Voici ce que déclarait Platon toujours dans le Critias au paragraphe 121 : « Mais quand vint à se ternir en eux, pour avoir été mélangé, et, maintes fois, avec maint élément mortel, le lot qu’ils tenaient du dieu ; quand prédomina chez eux le caractère humain, alors, impuissants désormais à porter le poids de leur condition présente, ils perdirent toute convenance dans leur manière de se comporter, et leur laideur morale se révélait à des yeux capables de voir, puisque entre les biens les plus précieux, ils avaient perdu ceux les plus beaux ; tandis qu’à des yeux incapables de voir le rapport d’une véritable vie avec le bonheur, ils passaient justement alors pour être beaux, en tout au suprême degré et pour être bienheureux, remplis comme ils étaient d’injuste cupidité et de puissance ».
Quant au cataclysme qui engloutit l’Atlantide, Platon dans le Timée, cette fois, nous le dépeint avec force. Ce cataclysme survint lors du conflit entre les conquérants atlantes et les guerriers de la cité qui a précédé la future Athènes : « Mais, dans le temps qui suivit (cette grande guerre des Athéniens anciens contre l’Atlantide), il y eut des tremblements de terre et des cataclysmes. Dans l’espace d’un seul jour et d’une nuit terribles, toute votre armée fut engloutie d’un seul coup sous la terre, et de même l’île Atlantide s’abîma dans la mer et disparut. Voilà pourquoi, aujourd’hui encore, cet Océan de là-bas est difficile et inexplorable, par l’obstacle des fonds vaseux et très bas que l’île, en s’engloutissant, a déposés. »(D’après la traduction d’Albert Rivaud, éditions Les Belles Lettres).

Ce dernier passage s’appliquerait fort bien à l’actuelle mer des Sargasses .(Très mal connue d’ailleurs puisque les navires à hélices ne s’y hasardent pas en raison des amas d’algues qui l’encombrent.).

En ce qui concerne l’invasion du sol de la Grèce pré-hellénique par une gigantesque armée conquérante, Platon précise que cette armée était composée de « guerriers de la Grande Terre ferme » commandés par des Atlantes.
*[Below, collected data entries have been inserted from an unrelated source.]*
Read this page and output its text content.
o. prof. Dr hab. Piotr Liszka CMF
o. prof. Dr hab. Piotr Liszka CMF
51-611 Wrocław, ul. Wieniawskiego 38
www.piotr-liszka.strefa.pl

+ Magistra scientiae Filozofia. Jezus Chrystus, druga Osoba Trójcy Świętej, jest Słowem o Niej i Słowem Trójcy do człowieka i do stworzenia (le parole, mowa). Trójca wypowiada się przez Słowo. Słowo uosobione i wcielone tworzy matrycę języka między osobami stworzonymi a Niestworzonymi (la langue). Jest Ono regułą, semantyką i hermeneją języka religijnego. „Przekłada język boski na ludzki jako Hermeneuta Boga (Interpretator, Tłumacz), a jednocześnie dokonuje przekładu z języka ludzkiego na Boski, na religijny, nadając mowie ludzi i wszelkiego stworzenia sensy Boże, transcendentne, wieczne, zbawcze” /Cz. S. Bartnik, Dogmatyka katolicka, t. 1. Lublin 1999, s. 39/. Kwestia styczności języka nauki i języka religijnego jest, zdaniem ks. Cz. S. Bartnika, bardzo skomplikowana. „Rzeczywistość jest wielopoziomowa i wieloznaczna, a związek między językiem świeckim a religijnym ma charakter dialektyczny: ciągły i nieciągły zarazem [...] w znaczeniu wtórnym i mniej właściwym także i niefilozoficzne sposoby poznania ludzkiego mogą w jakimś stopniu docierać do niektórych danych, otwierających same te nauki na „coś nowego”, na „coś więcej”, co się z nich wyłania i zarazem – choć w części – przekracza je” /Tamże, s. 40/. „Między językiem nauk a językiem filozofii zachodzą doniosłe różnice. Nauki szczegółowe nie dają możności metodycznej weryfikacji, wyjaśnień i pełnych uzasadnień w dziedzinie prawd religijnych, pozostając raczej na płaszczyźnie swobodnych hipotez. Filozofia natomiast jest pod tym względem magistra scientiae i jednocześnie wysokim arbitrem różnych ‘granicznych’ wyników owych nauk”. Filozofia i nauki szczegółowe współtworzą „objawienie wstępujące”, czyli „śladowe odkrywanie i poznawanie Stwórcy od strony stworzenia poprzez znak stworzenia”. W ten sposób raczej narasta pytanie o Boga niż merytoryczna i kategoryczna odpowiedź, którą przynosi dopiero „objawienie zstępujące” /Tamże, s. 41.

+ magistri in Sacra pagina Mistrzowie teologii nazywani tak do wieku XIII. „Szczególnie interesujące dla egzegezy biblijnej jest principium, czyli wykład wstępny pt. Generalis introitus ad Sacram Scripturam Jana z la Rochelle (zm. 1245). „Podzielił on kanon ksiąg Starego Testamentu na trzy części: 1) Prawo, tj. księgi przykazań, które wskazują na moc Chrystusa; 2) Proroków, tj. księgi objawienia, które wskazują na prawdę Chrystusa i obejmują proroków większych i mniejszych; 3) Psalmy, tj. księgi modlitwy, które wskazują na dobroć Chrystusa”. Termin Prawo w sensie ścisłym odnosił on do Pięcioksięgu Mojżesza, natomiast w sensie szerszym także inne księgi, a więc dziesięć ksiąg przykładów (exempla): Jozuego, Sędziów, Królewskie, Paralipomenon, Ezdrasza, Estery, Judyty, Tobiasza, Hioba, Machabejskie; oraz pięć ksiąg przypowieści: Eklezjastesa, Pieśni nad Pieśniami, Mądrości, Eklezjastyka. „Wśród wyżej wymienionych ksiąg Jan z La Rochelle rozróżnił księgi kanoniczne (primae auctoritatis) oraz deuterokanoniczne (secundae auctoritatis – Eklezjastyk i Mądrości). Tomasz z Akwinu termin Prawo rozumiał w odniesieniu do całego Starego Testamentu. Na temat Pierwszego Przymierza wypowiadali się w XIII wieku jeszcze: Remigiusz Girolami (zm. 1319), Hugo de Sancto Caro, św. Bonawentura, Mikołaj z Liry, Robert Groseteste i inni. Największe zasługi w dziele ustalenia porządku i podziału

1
Cette Grande Terre ferme formait le pendant de l’autre côté des colonnes d’Hercule de l’ancien Monde : ce ne pouvait évidemment être autre chose que l’Amérique.

Mythe ou réalité ?

On a volontiers pensé que l’histoire du continent de l’Atlantide n’était qu’un mythe forgé de toutes pièces par Platon pour mieux nous exposer des idées philosophiques qui lui étaient chères sur la naissance, l’évolution, la fin des sociétés. Pourtant, on peut faire une impressionnante série de recoupements possibles avec d’autres traditions, qui permettent d’affirmer que le récit platonicien correspond à une réalité. Il existe au musée de l’Ermitage, à Leningrad, un papyrus de la XIIe dynastie égyptienne, qui décrit ainsi l’engloutissement de l’« île du serpent » qui n’était autre que l’Atlantide : « Une étoile tomba jadis des cieux et les flammes consumèrent tout. Tous furent brûlés et moi seul eut la vie sauve. Mais lorsque je vis la montagne de corps entassés je mourus presque de chagrin à mon tour ». La « chute de l’étoile » ferait sans doute songer à la descente antédiluvienne d’une gigantesque météorite sur la terre.
Si nous nous tournons maintenant vers l’autre versant, américain celui-ci, de l’océan Atlantique, nous trouvons d’autres témoignages tout aussi curieux. Celui-ci par exemple : une tribu d’indiens blancs, appelés Parias, vivait jadis au Venezuela dans un village qui portait le nom significatif de « Atlan ». Elle maintenait la tradition d’un désastre qui avait détruit son pays, une vaste île de l’Océan.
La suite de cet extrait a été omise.